Konami, Bro! Another Japanese Game Site Hit by Cyberattack
Maybe Konami needs better security? The main character of Konami's 'Metal Gear' video games is known for hiding in boxes.
Another video game company has been hit with a cyberattack: Japanese video game company Konami, best known in the United States for video games such as "Metal Gear," "Frogger" and "Silent Hill," announced today that more than 35,000 user accounts on the company-run fan site "Konami ID" have been compromised.
Konami said that it first noticed a spike in failed login attempts between June 13 and July 7. A subsequent investigation revealed that 3,945,927 login attempts were made during that time. Out of those, Konami detected 35,252 successful unauthorized logins. That means that the attackers successfully discovered the ID/password combinations of 35,252 Konami ID users and gained access to any personal information stored on their Konami ID accounts.
The news of the attack on Konami comes just a day after Nintendo announced a similar attack had been conducted on its fansite Club Nintendo. There's no evidence that the two attacks are explicitly linked, however. [Hackers Crash the (Mario) Party at Club Nintendo]
Konami ID's compromised user accounts have been frozen and Konami has instructed the users to change their passwords. Konami ID doesn't store any financial information, though the site is tied to an online shopping site, but Konami says that it detected no illicit money transactions in the compromised accounts.
Still, the cybercriminals behind the attack now have a list of usernames, email addresses, and any other personal information such as real names, addresses or phone numbers that the users chose to store on the website. This information could be used for further email-based attacks.
Konami's statement didn't go into details, except to say that that the IDs and passwords for the compromised accounts "appear to have been leaked from an external service provider."

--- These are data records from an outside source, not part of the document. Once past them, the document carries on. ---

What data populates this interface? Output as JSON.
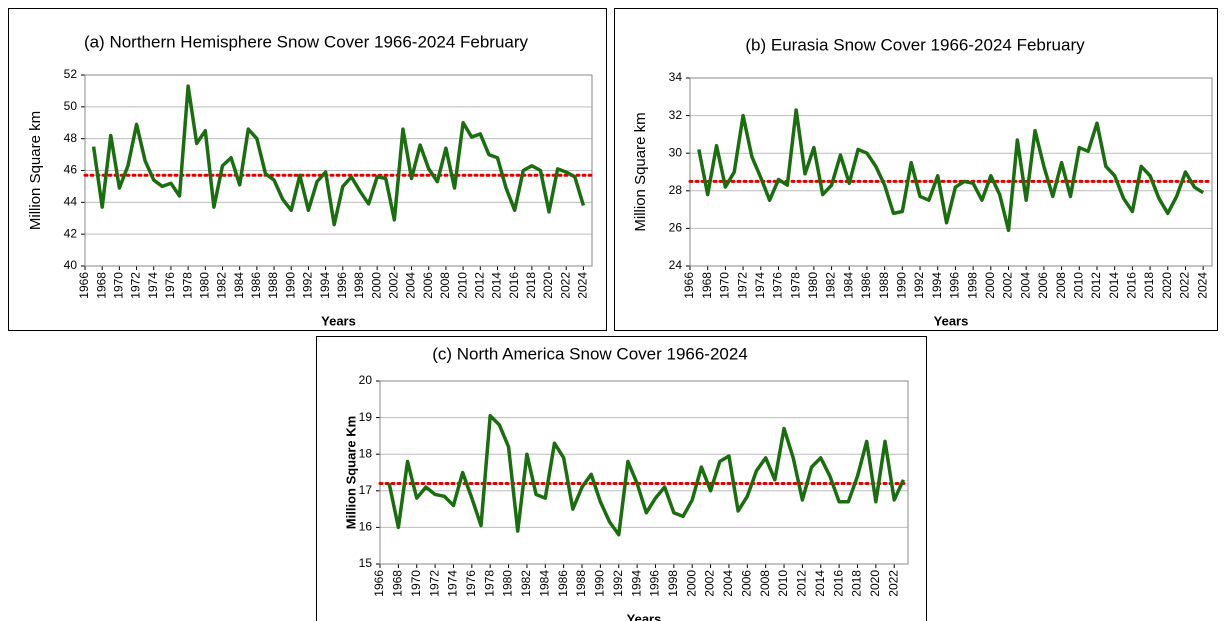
{
  "chart_data": [
    {
      "type": "line",
      "title": "(a) Northern Hemisphere Snow Cover 1966-2024 February",
      "xlabel": "Years",
      "ylabel": "Million Square km",
      "x": [
        1967,
        1968,
        1969,
        1970,
        1971,
        1972,
        1973,
        1974,
        1975,
        1976,
        1977,
        1978,
        1979,
        1980,
        1981,
        1982,
        1983,
        1984,
        1985,
        1986,
        1987,
        1988,
        1989,
        1990,
        1991,
        1992,
        1993,
        1994,
        1995,
        1996,
        1997,
        1998,
        1999,
        2000,
        2001,
        2002,
        2003,
        2004,
        2005,
        2006,
        2007,
        2008,
        2009,
        2010,
        2011,
        2012,
        2013,
        2014,
        2015,
        2016,
        2017,
        2018,
        2019,
        2020,
        2021,
        2022,
        2023,
        2024
      ],
      "values": [
        47.5,
        43.7,
        48.2,
        44.9,
        46.3,
        48.9,
        46.6,
        45.4,
        45.0,
        45.2,
        44.4,
        51.3,
        47.7,
        48.5,
        43.7,
        46.3,
        46.8,
        45.1,
        48.6,
        48.0,
        45.8,
        45.4,
        44.2,
        43.5,
        45.7,
        43.5,
        45.3,
        45.9,
        42.6,
        45.0,
        45.6,
        44.7,
        43.9,
        45.6,
        45.5,
        42.9,
        48.6,
        45.5,
        47.6,
        46.1,
        45.3,
        47.4,
        44.9,
        49.0,
        48.1,
        48.3,
        47.0,
        46.8,
        44.9,
        43.5,
        46.0,
        46.3,
        46.0,
        43.4,
        46.1,
        45.9,
        45.6,
        43.8
      ],
      "color": "#1a6e0f",
      "mean_line": {
        "value": 45.7,
        "color": "#e00000"
      },
      "xlim": [
        1966,
        2025
      ],
      "xticks": [
        1966,
        1968,
        1970,
        1972,
        1974,
        1976,
        1978,
        1980,
        1982,
        1984,
        1986,
        1988,
        1990,
        1992,
        1994,
        1996,
        1998,
        2000,
        2002,
        2004,
        2006,
        2008,
        2010,
        2012,
        2014,
        2016,
        2018,
        2020,
        2022,
        2024
      ],
      "ylim": [
        40,
        52
      ],
      "yticks": [
        40,
        42,
        44,
        46,
        48,
        50,
        52
      ],
      "grid": true
    },
    {
      "type": "line",
      "title": "(b) Eurasia Snow Cover 1966-2024 February",
      "xlabel": "Years",
      "ylabel": "Million Square km",
      "x": [
        1967,
        1968,
        1969,
        1970,
        1971,
        1972,
        1973,
        1974,
        1975,
        1976,
        1977,
        1978,
        1979,
        1980,
        1981,
        1982,
        1983,
        1984,
        1985,
        1986,
        1987,
        1988,
        1989,
        1990,
        1991,
        1992,
        1993,
        1994,
        1995,
        1996,
        1997,
        1998,
        1999,
        2000,
        2001,
        2002,
        2003,
        2004,
        2005,
        2006,
        2007,
        2008,
        2009,
        2010,
        2011,
        2012,
        2013,
        2014,
        2015,
        2016,
        2017,
        2018,
        2019,
        2020,
        2021,
        2022,
        2023,
        2024
      ],
      "values": [
        30.2,
        27.8,
        30.4,
        28.2,
        29.0,
        32.0,
        29.8,
        28.7,
        27.5,
        28.6,
        28.3,
        32.3,
        28.9,
        30.3,
        27.8,
        28.3,
        29.9,
        28.4,
        30.2,
        30.0,
        29.3,
        28.3,
        26.8,
        26.9,
        29.5,
        27.7,
        27.5,
        28.8,
        26.3,
        28.2,
        28.5,
        28.4,
        27.5,
        28.8,
        27.8,
        25.9,
        30.7,
        27.5,
        31.2,
        29.3,
        27.7,
        29.5,
        27.7,
        30.3,
        30.1,
        31.6,
        29.3,
        28.8,
        27.6,
        26.9,
        29.3,
        28.8,
        27.6,
        26.8,
        27.7,
        29.0,
        28.2,
        27.9
      ],
      "color": "#1a6e0f",
      "mean_line": {
        "value": 28.5,
        "color": "#e00000"
      },
      "xlim": [
        1966,
        2025
      ],
      "xticks": [
        1966,
        1968,
        1970,
        1972,
        1974,
        1976,
        1978,
        1980,
        1982,
        1984,
        1986,
        1988,
        1990,
        1992,
        1994,
        1996,
        1998,
        2000,
        2002,
        2004,
        2006,
        2008,
        2010,
        2012,
        2014,
        2016,
        2018,
        2020,
        2022,
        2024
      ],
      "ylim": [
        24,
        34
      ],
      "yticks": [
        24,
        26,
        28,
        30,
        32,
        34
      ],
      "grid": true
    },
    {
      "type": "line",
      "title": "(c) North America Snow Cover 1966-2024",
      "xlabel": "Years",
      "ylabel": "Million Square Km",
      "x": [
        1967,
        1968,
        1969,
        1970,
        1971,
        1972,
        1973,
        1974,
        1975,
        1976,
        1977,
        1978,
        1979,
        1980,
        1981,
        1982,
        1983,
        1984,
        1985,
        1986,
        1987,
        1988,
        1989,
        1990,
        1991,
        1992,
        1993,
        1994,
        1995,
        1996,
        1997,
        1998,
        1999,
        2000,
        2001,
        2002,
        2003,
        2004,
        2005,
        2006,
        2007,
        2008,
        2009,
        2010,
        2011,
        2012,
        2013,
        2014,
        2015,
        2016,
        2017,
        2018,
        2019,
        2020,
        2021,
        2022,
        2023
      ],
      "values": [
        17.2,
        16.0,
        17.8,
        16.8,
        17.1,
        16.9,
        16.85,
        16.6,
        17.5,
        16.8,
        16.05,
        19.05,
        18.8,
        18.2,
        15.9,
        18.0,
        16.9,
        16.8,
        18.3,
        17.9,
        16.5,
        17.1,
        17.45,
        16.7,
        16.15,
        15.8,
        17.8,
        17.2,
        16.4,
        16.8,
        17.1,
        16.4,
        16.3,
        16.75,
        17.65,
        17.0,
        17.8,
        17.95,
        16.45,
        16.85,
        17.55,
        17.9,
        17.3,
        18.7,
        17.9,
        16.75,
        17.65,
        17.9,
        17.4,
        16.7,
        16.7,
        17.4,
        18.35,
        16.7,
        18.35,
        16.75,
        17.3
      ],
      "color": "#1a6e0f",
      "mean_line": {
        "value": 17.2,
        "color": "#e00000"
      },
      "xlim": [
        1966,
        2023.5
      ],
      "xticks": [
        1966,
        1968,
        1970,
        1972,
        1974,
        1976,
        1978,
        1980,
        1982,
        1984,
        1986,
        1988,
        1990,
        1992,
        1994,
        1996,
        1998,
        2000,
        2002,
        2004,
        2006,
        2008,
        2010,
        2012,
        2014,
        2016,
        2018,
        2020,
        2022
      ],
      "ylim": [
        15,
        20
      ],
      "yticks": [
        15,
        16,
        17,
        18,
        19,
        20
      ],
      "grid": true
    }
  ]
}
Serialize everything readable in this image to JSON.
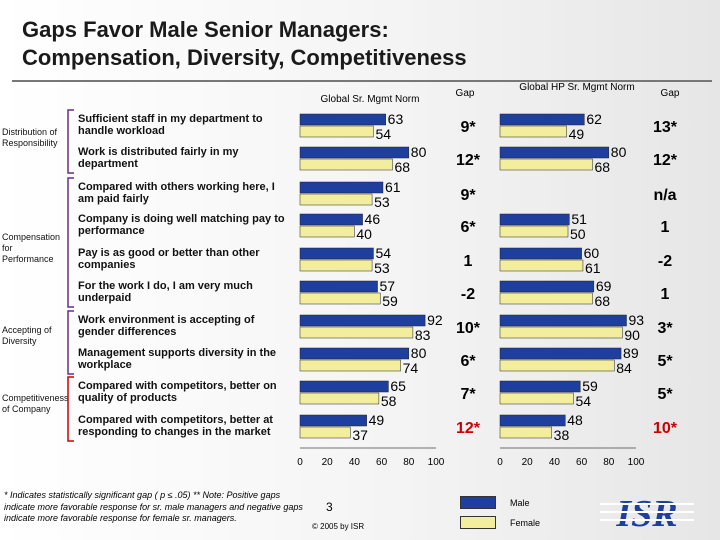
{
  "title_line1": "Gaps Favor Male Senior Managers:",
  "title_line2": "Compensation, Diversity, Competitiveness",
  "headers": {
    "global": "Global Sr. Mgmt Norm",
    "gap1": "Gap",
    "hp": "Global HP Sr. Mgmt Norm",
    "gap2": "Gap"
  },
  "categories": [
    {
      "label": "Distribution of Responsibility",
      "color": "#6a2d8a"
    },
    {
      "label": "Compensation for Performance",
      "color": "#6a2d8a"
    },
    {
      "label": "Accepting of Diversity",
      "color": "#6a2d8a"
    },
    {
      "label": "Competitiveness of Company",
      "color": "#cc0000"
    }
  ],
  "chart_data": {
    "type": "bar",
    "orientation": "horizontal",
    "xlim": [
      0,
      100
    ],
    "xticks": [
      "0",
      "20",
      "40",
      "60",
      "80",
      "100"
    ],
    "series_colors": {
      "Male": "#1f3f9e",
      "Female": "#f2ee9e"
    },
    "legend": [
      "Male",
      "Female"
    ],
    "items": [
      "Sufficient staff in my department to handle workload",
      "Work is distributed fairly in my department",
      "Compared with others working here, I am paid fairly",
      "Company is doing well matching pay to performance",
      "Pay is as good or better than other companies",
      "For the work I do, I am very much underpaid",
      "Work environment is accepting of gender differences",
      "Management supports diversity in the workplace",
      "Compared with competitors, better on quality of products",
      "Compared with competitors, better at responding to changes in the market"
    ],
    "global_norm": {
      "male": [
        63,
        80,
        61,
        46,
        54,
        57,
        92,
        80,
        65,
        49
      ],
      "female": [
        54,
        68,
        53,
        40,
        53,
        59,
        83,
        74,
        58,
        37
      ],
      "gap": [
        "9*",
        "12*",
        "9*",
        "6*",
        "1",
        "-2",
        "10*",
        "6*",
        "7*",
        "12*"
      ]
    },
    "hp_norm": {
      "male": [
        62,
        80,
        null,
        51,
        60,
        69,
        93,
        89,
        59,
        48
      ],
      "female": [
        49,
        68,
        null,
        50,
        61,
        68,
        90,
        84,
        54,
        38
      ],
      "gap": [
        "13*",
        "12*",
        "n/a",
        "1",
        "-2",
        "1",
        "3*",
        "5*",
        "5*",
        "10*"
      ]
    },
    "red_gap_rows": [
      9
    ]
  },
  "footnote": "* Indicates statistically significant gap ( p ≤ .05) ** Note: Positive gaps indicate more favorable response for sr. male managers and negative gaps indicate more favorable response for female sr. managers.",
  "page_number": "3",
  "copyright": "© 2005 by ISR",
  "legend": {
    "male": "Male",
    "female": "Female"
  },
  "logo_text": "ISR"
}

This is a rather vague statement, but it seems that Konami is suggesting the blame for the breach lies in a third-party back-end service that Konami uses to manage login data. Many websites use such services as the building blocks of their websites instead of writing these functionalities from scratch.
However, if the cybercriminals acquired IDs and passwords directly from such a service, you'd think they would have had a higher success rate. Almost 4 million login attempts with 35,252 successful logins is a success rate of less than 1 percent.
These numbers suggest the cybercriminals used a brute force attack to compromise the 35,252 accounts rather than acquiring login details from elsewhere.
In a brute force attack, a computer program algorithmically tries every single possible alphanumeric combination, starting with words in the dictionary and increasing the complexity until it finds a password that works. The lack of finesse in this type of attack — it's the algorithmic equivalent of banging on a door until it falls down — is why it's called "brute force."
The announcement of Konami's data breach comes just a day after another Japanese game developer, Nintendo, announced that its fansite Club Nintendo had been the target of a similar attack.
In Nintendo's case, attackers made approximately 15.5 million login attempts over a similar period of time and succeeded in compromising 23,926 accounts.
The Konami attackers' success rate (0.88 percent) was much higher than Nintendo's (0.15 percent). The reason for that is unclear. Perhaps Konami's breach did involve leaks from an external service provider, which helped the cybercriminals break into accounts. [See also: Goodbye Gibberish: Making Passwords Easier to Remember]
Or, if the same group was behind both attacks, they might have been able to use some of the ID/password combinations gleaned from the Club Nintendo attack to expedite the KonamiID attack. This would be possible if individual users used the same password on both sites.
The week before (July 2), game company Ubisoft also experienced a data breach, but the method of the attack was different from the Nintendo and Konami attacks.